Sugar Producers to USDA: Food Companies Crying Wolf
WASHINGTON, D.C.-No food manufacturers are having problems finding sugar, and their calls for increased foreign sugar imports would oversupply the U.S. sugar market, harm struggling U.S. farmers, and be costly to taxpayers, the American Sugar Alliance (ASA) said in a letter to Secretary of Agriculture Tom Vilsack.
"Any action to increase supplies is not only unnecessary but could be costly," ASA wrote. "Unnecessary because U.S. supplies are more than adequate; potentially costly to taxpayers because any downward pressure on sugar prices could result in commodity loan forfeitures."
The 2008 Farm Bill instructs the USDA to avoid sugar loan forfeitures so taxpayer cost is not incurred.
The letter pointed to falling raw and refined sugar prices as an indicator of an oversupplied, not undersupplied, market. And, any projections of tightening market conditions more than a year from now are far too preliminary to warrant an impulsive import increase, according to domestic sugar producers.

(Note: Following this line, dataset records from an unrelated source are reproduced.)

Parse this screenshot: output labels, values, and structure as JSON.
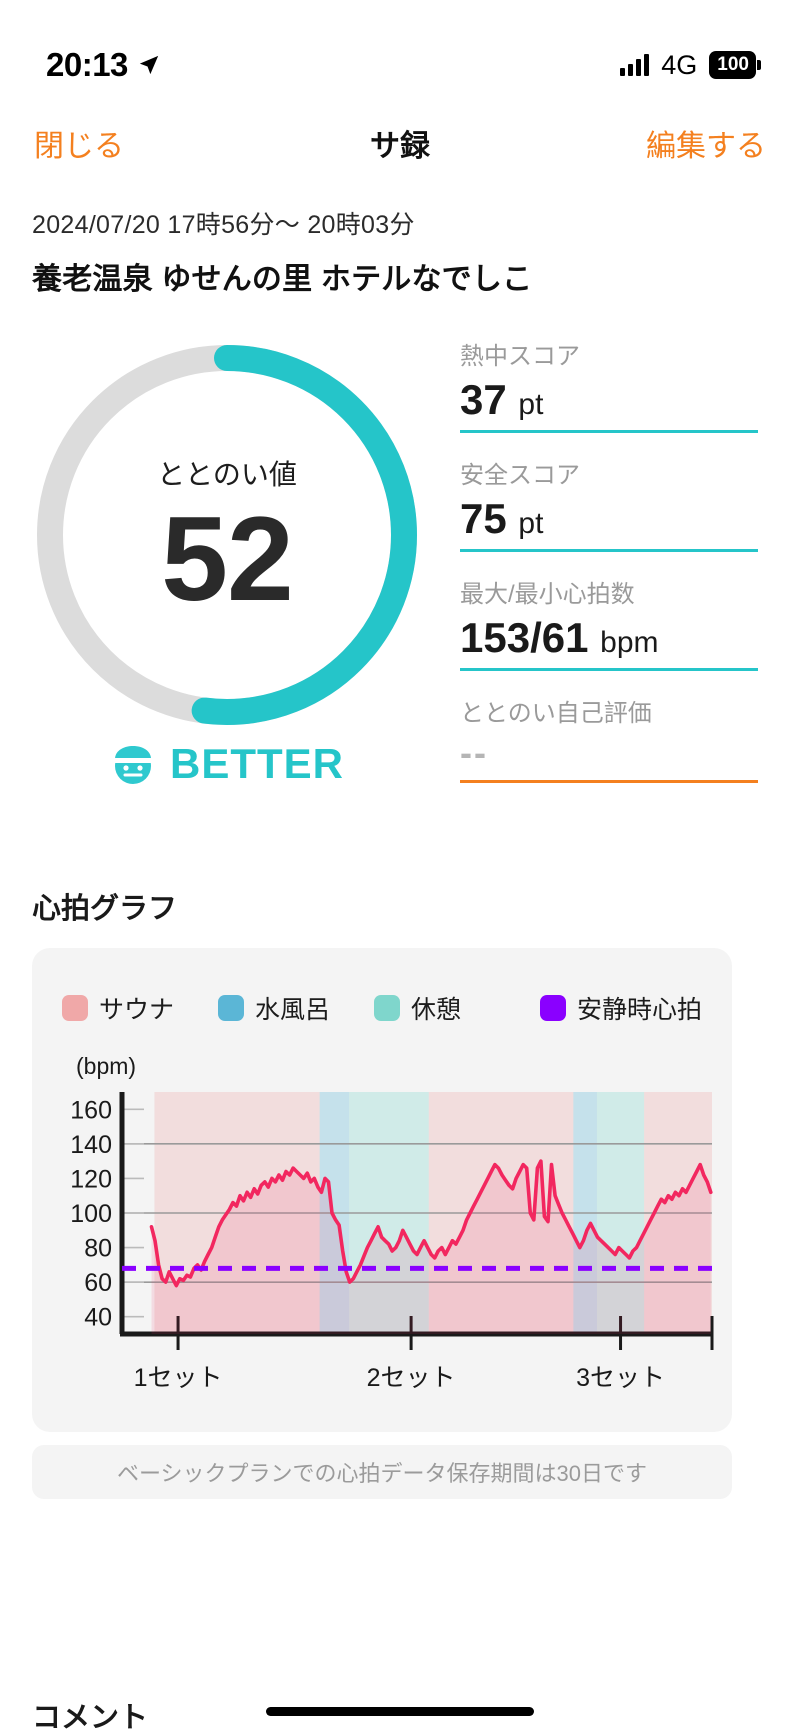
{
  "status_bar": {
    "time": "20:13",
    "location_icon": "location-arrow-icon",
    "signal_icon": "cellular-signal-icon",
    "network": "4G",
    "battery": "100"
  },
  "nav": {
    "close_label": "閉じる",
    "title": "サ録",
    "edit_label": "編集する"
  },
  "header": {
    "datetime": "2024/07/20 17時56分〜 20時03分",
    "venue": "養老温泉 ゆせんの里 ホテルなでしこ"
  },
  "score": {
    "ring_label": "ととのい値",
    "ring_value": "52",
    "ring_percent": 52,
    "rank_label": "BETTER",
    "rank_color": "#25c5c9",
    "ring_track_color": "#dcdcdc",
    "ring_fill_color": "#25c5c9",
    "sauna_icon": "sauna-hat-face-icon"
  },
  "stats": [
    {
      "label": "熱中スコア",
      "value": "37",
      "unit": "pt",
      "rule_color": "#25c5c9"
    },
    {
      "label": "安全スコア",
      "value": "75",
      "unit": "pt",
      "rule_color": "#25c5c9"
    },
    {
      "label": "最大/最小心拍数",
      "value": "153/61",
      "unit": "bpm",
      "rule_color": "#25c5c9"
    },
    {
      "label": "ととのい自己評価",
      "value": "--",
      "unit": "",
      "rule_color": "#f4801f"
    }
  ],
  "graph": {
    "section_title": "心拍グラフ",
    "unit_label": "(bpm)",
    "legend": [
      {
        "label": "サウナ",
        "color": "#f0a8a8"
      },
      {
        "label": "水風呂",
        "color": "#5bb6d6"
      },
      {
        "label": "休憩",
        "color": "#7fd6cc"
      },
      {
        "label": "安静時心拍",
        "color": "#8a00ff"
      }
    ]
  },
  "footnote": "ベーシックプランでの心拍データ保存期間は30日です",
  "comment": {
    "title": "コメント"
  },
  "chart_data": {
    "type": "line",
    "title": "心拍グラフ",
    "ylabel": "(bpm)",
    "xlabel": "",
    "ylim": [
      30,
      170
    ],
    "yticks": [
      160,
      140,
      120,
      100,
      80,
      60,
      40
    ],
    "gridlines": [
      140,
      100,
      60
    ],
    "grid": true,
    "legend_position": "top",
    "xticks": [
      {
        "label": "1セット",
        "x_pct": 9.5
      },
      {
        "label": "2セット",
        "x_pct": 49.0
      },
      {
        "label": "3セット",
        "x_pct": 84.5
      },
      {
        "label": "",
        "x_pct": 100
      }
    ],
    "resting_hr": {
      "label": "安静時心拍",
      "value": 68,
      "color": "#8a00ff",
      "style": "dashed"
    },
    "phase_bands": [
      {
        "type": "サウナ",
        "color": "#f0a8a8",
        "start_pct": 5.5,
        "end_pct": 33.5
      },
      {
        "type": "水風呂",
        "color": "#5bb6d6",
        "start_pct": 33.5,
        "end_pct": 38.5
      },
      {
        "type": "休憩",
        "color": "#7fd6cc",
        "start_pct": 38.5,
        "end_pct": 52.0
      },
      {
        "type": "サウナ",
        "color": "#f0a8a8",
        "start_pct": 52.0,
        "end_pct": 76.5
      },
      {
        "type": "水風呂",
        "color": "#5bb6d6",
        "start_pct": 76.5,
        "end_pct": 80.5
      },
      {
        "type": "休憩",
        "color": "#7fd6cc",
        "start_pct": 80.5,
        "end_pct": 88.5
      },
      {
        "type": "サウナ",
        "color": "#f0a8a8",
        "start_pct": 88.5,
        "end_pct": 100
      }
    ],
    "series": [
      {
        "name": "心拍数",
        "color": "#f2275f",
        "x": [
          5.0,
          5.6,
          6.2,
          6.8,
          7.4,
          8.0,
          8.6,
          9.2,
          9.8,
          10.4,
          11.0,
          11.6,
          12.2,
          12.8,
          13.4,
          14.0,
          14.6,
          15.2,
          15.8,
          16.4,
          17.0,
          17.6,
          18.2,
          18.8,
          19.4,
          20.0,
          20.6,
          21.2,
          21.8,
          22.4,
          23.0,
          23.6,
          24.2,
          24.8,
          25.4,
          26.0,
          26.6,
          27.2,
          27.8,
          28.4,
          29.0,
          29.6,
          30.2,
          30.8,
          31.4,
          32.0,
          32.6,
          33.2,
          33.8,
          34.4,
          35.0,
          35.6,
          36.2,
          36.8,
          37.4,
          38.0,
          38.6,
          39.2,
          39.8,
          40.4,
          41.0,
          41.6,
          42.2,
          42.8,
          43.4,
          44.0,
          44.6,
          45.2,
          45.8,
          46.4,
          47.0,
          47.6,
          48.2,
          48.8,
          49.4,
          50.0,
          50.6,
          51.2,
          51.8,
          52.4,
          53.0,
          53.6,
          54.2,
          54.8,
          55.4,
          56.0,
          56.6,
          57.2,
          57.8,
          58.4,
          59.0,
          59.6,
          60.2,
          60.8,
          61.4,
          62.0,
          62.6,
          63.2,
          63.8,
          64.4,
          65.0,
          65.6,
          66.2,
          66.8,
          67.4,
          68.0,
          68.6,
          69.2,
          69.8,
          70.4,
          71.0,
          71.6,
          72.2,
          72.8,
          73.4,
          74.0,
          74.6,
          75.2,
          75.8,
          76.4,
          77.0,
          77.6,
          78.2,
          78.8,
          79.4,
          80.0,
          80.6,
          81.2,
          81.8,
          82.4,
          83.0,
          83.6,
          84.2,
          84.8,
          85.4,
          86.0,
          86.6,
          87.2,
          87.8,
          88.4,
          89.0,
          89.6,
          90.2,
          90.8,
          91.4,
          92.0,
          92.6,
          93.2,
          93.8,
          94.4,
          95.0,
          95.6,
          96.2,
          96.8,
          97.4,
          98.0,
          98.6,
          99.2,
          99.8
        ],
        "y": [
          92,
          84,
          70,
          62,
          60,
          66,
          62,
          58,
          62,
          61,
          64,
          63,
          68,
          70,
          67,
          72,
          76,
          80,
          86,
          92,
          96,
          99,
          102,
          106,
          104,
          110,
          107,
          112,
          109,
          114,
          111,
          116,
          118,
          115,
          120,
          118,
          122,
          119,
          124,
          122,
          126,
          124,
          122,
          120,
          123,
          118,
          120,
          115,
          112,
          120,
          118,
          100,
          96,
          93,
          78,
          66,
          60,
          62,
          66,
          70,
          75,
          80,
          84,
          88,
          92,
          86,
          84,
          82,
          78,
          80,
          84,
          90,
          86,
          82,
          78,
          76,
          80,
          84,
          80,
          76,
          74,
          78,
          80,
          76,
          80,
          84,
          82,
          86,
          90,
          96,
          100,
          104,
          108,
          112,
          116,
          120,
          124,
          128,
          126,
          122,
          119,
          116,
          114,
          120,
          124,
          128,
          126,
          100,
          96,
          126,
          130,
          98,
          95,
          128,
          110,
          105,
          100,
          96,
          92,
          88,
          84,
          80,
          84,
          90,
          94,
          90,
          86,
          84,
          82,
          80,
          78,
          76,
          80,
          78,
          76,
          74,
          78,
          80,
          84,
          88,
          92,
          96,
          100,
          104,
          108,
          106,
          110,
          108,
          112,
          110,
          114,
          112,
          116,
          120,
          124,
          128,
          122,
          118,
          112,
          108
        ]
      }
    ]
  }
}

For nearly a year, food manufacturers have lobbied the USDA to allow unneeded imports into the market in order to further depress sugar prices and increase their profits. Last September, these companies asked for as much as 1 million tons of additional sugar, making many of the same misguided predictions of future market shortages that they are making today.
The USDA denied this request, and the food manufacturers' dire market forecast proved to be unfounded as sugar surpluses grew and sugar prices fell. Meanwhile, major food companies increased profits.
"Had USDA enacted the import increase the food manufacturers had sought, our market would have been tragically oversupplied, more sugar farmers would be financially stressed, and loan forfeiture costs would be expected to soar," ASA's letter read.
Sugar producers applauded the Department for its caution in dealing with the sugar market so far and urged government officials to remain cautious in the future, especially with the uncertainty that comes from unlimited quantities of Mexican sugar able to enter the U.S. under NAFTA.
The letter concluded with an assurance from sugar producers that they would support import increases if there were an actual sugar shortage. "It is strongly in our interest to see U.S. sugar policy run smoothly and to ensure that all our cane sugar refiners and refined sugar buyers are adequately supplied."